Tokenisation involves converting financial instruments or obligations issued by a bank into digital tokens and which can be transferred or recorded on a digital ledger, or blockchain. Examples of bank liabilities are loans and deposits.

The MAS chief, who is retiring on Jan 1, said wholesale CBDCs and tokenised bank liabilities can play the role of digital money and help to achieve atomic settlement, which allows simultaneous and irreversible transfers of assets or funds between parties.

He noted that MAS has conducted many experiments on the use of wholesale CBDCs with other central banks and the financial industry.

The regulator will now further expand testing to the live issuance of wholesale CBDCs to instantaneously settle payments across commercial banks.

MAS will soon partner the local banks to pilot the use of wholesale CBDCs as a common settlement asset in domestic payments.

“Banks will issue tokenised bank liabilities that represent claims on their balance sheets by their retail customers. Retail customers will be able to use these tokenised bank liabilities in transactions with merchants, who can then credit these tokenised bank liabilities with their respective banks,” Mr Menon said.

Outstanding interbank obligations arising from these transactions will be settled via an automatic transfer of wholesale CBDCs.

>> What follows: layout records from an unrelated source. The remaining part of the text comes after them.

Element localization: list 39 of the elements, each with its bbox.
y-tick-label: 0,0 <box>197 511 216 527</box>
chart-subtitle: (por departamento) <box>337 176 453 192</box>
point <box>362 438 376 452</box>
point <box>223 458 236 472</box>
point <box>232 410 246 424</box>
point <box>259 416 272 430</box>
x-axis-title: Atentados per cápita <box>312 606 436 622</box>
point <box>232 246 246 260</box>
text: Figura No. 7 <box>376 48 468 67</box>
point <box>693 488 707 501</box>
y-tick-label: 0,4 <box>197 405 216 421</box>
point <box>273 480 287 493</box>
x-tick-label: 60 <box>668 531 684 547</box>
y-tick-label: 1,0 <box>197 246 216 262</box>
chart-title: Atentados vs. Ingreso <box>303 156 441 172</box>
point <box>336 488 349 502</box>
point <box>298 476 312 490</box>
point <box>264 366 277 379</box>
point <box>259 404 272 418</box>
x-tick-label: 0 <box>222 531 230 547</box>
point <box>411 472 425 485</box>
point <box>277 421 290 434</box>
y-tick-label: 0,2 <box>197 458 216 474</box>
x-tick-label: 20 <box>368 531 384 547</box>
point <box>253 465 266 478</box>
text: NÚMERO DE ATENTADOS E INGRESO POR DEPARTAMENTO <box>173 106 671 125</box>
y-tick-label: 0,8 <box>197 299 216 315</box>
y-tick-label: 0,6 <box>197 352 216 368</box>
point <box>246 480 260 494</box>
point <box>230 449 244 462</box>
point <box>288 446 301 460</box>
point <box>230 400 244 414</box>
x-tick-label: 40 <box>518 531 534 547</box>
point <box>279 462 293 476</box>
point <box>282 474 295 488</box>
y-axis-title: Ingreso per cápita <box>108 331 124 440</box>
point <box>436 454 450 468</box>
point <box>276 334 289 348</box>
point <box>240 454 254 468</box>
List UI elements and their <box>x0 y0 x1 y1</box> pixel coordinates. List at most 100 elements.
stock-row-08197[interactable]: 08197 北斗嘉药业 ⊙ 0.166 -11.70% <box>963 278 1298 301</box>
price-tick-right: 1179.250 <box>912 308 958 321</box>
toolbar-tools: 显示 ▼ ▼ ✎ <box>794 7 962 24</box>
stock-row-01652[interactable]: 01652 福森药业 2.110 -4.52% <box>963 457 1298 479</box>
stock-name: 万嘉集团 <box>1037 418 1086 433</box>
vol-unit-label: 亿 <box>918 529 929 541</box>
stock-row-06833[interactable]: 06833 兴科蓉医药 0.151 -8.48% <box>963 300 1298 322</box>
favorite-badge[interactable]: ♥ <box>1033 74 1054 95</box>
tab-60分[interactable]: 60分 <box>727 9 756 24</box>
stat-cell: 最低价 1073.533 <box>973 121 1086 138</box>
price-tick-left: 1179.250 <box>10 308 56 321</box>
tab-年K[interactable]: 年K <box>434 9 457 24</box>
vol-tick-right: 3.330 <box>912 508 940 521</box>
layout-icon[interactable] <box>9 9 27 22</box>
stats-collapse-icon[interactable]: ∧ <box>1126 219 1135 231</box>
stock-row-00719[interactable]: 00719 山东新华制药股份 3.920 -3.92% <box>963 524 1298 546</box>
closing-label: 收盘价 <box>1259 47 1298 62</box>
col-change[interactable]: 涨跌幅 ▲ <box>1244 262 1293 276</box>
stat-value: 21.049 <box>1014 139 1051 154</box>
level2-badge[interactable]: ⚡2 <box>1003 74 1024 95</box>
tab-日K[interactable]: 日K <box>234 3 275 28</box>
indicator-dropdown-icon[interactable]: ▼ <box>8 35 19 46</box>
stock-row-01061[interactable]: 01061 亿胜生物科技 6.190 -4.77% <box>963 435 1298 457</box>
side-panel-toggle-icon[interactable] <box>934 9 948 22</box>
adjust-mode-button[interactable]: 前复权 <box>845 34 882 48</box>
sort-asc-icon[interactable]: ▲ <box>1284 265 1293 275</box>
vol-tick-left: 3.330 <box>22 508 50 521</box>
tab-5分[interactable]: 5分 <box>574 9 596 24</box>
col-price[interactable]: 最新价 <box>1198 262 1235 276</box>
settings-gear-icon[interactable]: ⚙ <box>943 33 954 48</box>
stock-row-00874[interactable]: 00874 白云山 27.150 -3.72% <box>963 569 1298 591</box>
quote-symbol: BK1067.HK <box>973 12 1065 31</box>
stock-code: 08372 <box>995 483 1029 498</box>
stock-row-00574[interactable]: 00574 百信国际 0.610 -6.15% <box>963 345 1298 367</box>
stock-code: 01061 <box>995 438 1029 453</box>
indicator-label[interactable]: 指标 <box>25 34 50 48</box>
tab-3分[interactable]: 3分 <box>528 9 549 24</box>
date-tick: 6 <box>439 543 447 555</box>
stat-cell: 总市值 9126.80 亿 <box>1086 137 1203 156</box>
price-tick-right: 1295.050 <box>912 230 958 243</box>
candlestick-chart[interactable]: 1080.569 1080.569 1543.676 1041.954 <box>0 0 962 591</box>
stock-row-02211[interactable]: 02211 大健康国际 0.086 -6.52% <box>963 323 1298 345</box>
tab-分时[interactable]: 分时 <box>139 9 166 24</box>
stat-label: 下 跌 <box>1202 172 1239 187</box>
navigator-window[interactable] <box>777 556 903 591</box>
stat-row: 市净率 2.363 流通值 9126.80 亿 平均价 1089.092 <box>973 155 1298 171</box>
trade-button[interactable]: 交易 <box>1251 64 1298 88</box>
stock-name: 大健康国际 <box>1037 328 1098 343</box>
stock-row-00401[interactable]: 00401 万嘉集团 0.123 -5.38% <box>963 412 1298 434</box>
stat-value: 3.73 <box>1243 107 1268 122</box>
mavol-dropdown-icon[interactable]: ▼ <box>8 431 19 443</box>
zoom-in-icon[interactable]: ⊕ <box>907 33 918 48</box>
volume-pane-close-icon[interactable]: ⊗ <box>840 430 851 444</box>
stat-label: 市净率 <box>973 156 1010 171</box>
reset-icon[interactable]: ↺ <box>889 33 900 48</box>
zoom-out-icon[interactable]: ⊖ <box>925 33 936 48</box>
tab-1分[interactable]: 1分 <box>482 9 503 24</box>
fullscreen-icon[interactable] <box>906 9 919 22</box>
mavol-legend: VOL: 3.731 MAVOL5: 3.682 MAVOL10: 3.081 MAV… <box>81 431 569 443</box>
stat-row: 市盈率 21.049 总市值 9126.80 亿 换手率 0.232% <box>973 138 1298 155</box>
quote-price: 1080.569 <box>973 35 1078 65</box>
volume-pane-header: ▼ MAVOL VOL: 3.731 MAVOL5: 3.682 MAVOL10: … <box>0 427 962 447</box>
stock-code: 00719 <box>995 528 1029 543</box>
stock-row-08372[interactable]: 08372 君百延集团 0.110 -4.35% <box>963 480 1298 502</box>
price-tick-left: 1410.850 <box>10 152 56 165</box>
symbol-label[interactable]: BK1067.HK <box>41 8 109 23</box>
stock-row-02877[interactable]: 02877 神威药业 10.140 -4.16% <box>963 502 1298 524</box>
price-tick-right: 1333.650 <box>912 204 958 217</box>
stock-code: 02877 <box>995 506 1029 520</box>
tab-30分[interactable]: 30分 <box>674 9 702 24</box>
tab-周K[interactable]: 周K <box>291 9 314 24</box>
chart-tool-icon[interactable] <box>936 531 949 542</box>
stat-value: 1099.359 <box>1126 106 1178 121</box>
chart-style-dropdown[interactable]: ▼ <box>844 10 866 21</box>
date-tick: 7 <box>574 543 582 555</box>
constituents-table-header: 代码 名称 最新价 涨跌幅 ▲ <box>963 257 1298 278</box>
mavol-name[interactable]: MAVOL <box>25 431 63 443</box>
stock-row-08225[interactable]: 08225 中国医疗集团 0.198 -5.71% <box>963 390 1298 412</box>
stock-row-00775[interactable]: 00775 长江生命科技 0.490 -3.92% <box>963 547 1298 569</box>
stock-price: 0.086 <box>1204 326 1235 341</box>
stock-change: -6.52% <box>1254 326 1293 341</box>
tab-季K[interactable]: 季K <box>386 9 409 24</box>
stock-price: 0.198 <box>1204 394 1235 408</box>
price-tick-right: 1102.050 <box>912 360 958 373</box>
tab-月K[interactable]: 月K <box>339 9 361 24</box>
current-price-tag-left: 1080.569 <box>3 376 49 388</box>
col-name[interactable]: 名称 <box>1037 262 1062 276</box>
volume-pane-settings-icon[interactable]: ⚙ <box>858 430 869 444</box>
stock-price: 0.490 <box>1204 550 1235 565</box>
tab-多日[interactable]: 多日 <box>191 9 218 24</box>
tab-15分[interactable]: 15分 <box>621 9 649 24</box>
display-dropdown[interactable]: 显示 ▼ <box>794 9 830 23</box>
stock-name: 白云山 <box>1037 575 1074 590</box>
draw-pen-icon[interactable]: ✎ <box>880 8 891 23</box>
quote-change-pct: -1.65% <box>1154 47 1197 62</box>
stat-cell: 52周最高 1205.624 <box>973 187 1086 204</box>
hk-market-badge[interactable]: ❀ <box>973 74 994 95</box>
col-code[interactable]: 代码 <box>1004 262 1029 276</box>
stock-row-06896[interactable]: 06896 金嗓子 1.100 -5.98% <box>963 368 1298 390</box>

What this means is that clearing and settlement will be done in a single step, on the same infrastructure. This is unlike the existing process where clearing and settlement take place on different systems, and settlement occurs with a lag.

On stablecoins, Mr Menon said that if well regulated, they can potentially play a useful role as digital money alongside CBDCs and tokenised bank liabilities.

Stablecoins are cryptocurrencies whose value is pegged, or tied, to that of another currency.